Yaylalardaki çarpık yapılaşmayla ilgili olarak ise Özak "Gelinen noktada yaylalar daha değişik bir hal aldı. Sorunlar var, yaylalarda çirkin yapılaşmalar var, kaçak yapılaşma ve bir takım hukuki sorunlar var. Orada planlama yapmamız ve konuya el atmamız gerekiyor. Bütün bunları hep beraber çözeceğiz. Sorunları Ankara'ya götüreceğiz, bunu çözmemiz gerekiyor. Bu projeye 2007 yılında başladık. Yaylalardaki kaçak yapılaşmaların yüzde 70'i Karadeniz bölgesinde. Halbuki Türkiye'de prefabrik villa yapıp yurtdışına satan şirketler var.
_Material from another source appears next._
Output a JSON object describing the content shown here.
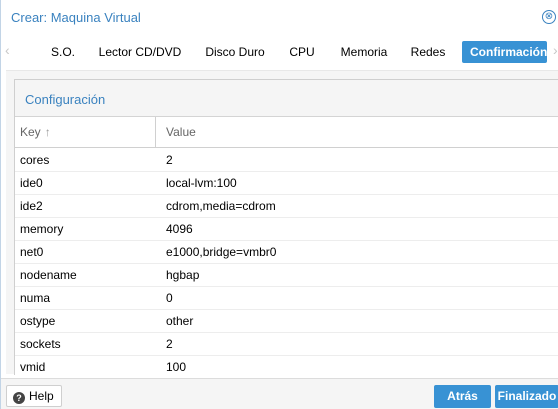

Karadenizliler'in bundan yararlanması gerekiyor.
Çakırgölü kış turizminin merkezi yapıyoruz. Burada yaptığımız tesis Türkiye'nin en iyi tesisi olacak. Yöresel, etnik dinsel milliyetçilik yapmadan bu çalışmamızı yürütüyoruz" ifadelerini kullandı.
Bayındırlık ve İskan Bakanı Mustafa Demir de yatay kalkınmanın en önemli lokomotifinin turizm olduğunu ve Türkiye'nin turizm altyapısına büyük önem verdiğini vurgulayarak "Özellikle kentlerimizin dönüşümü ve kırsal yapılaşma. Bilindiği gibi tüm yapay yapının ve projelerin master planların mutlaka bir üst ölçek planlaması ve altta uygulamaya inen uygulama planlaması ve bunların organizasyonu söz konusu. Ülkemiz bu konuda bir dönüşümün eşiğinde. Bu bölgeye has bizim mutlaka yöresel mimari tiplerini ve yöresel malzemeleri bilimsel anlamda yeniden dizayn etmemiz gerekiyor. Mimarlık fakülteleri ile birlikte hızlı bir şekilde bu çalışmaları gerçekleştirip özel idare ile uygulamaya geçirmemiz lazım. Asıl hedefi kentlerde ve kırsalda yapılaşmayı çağa taşımak. Turizm amaçlı ulaşım yapıları, beslenme tesisleri, insanların görmek ve kalmak istedikleri turizm tesislerini yapmak için çok iyi düşünmemiz gerekiyor. Bu bölge dünyanın en nezih coğrafyalarından bir tanesi. Uluslararası alana bütün özellikleri içinde barındırıp etkin bir şekilde sunulacak bir bölge. Bizde bunun altyapısı için buradayız" ifadelerini kullandı.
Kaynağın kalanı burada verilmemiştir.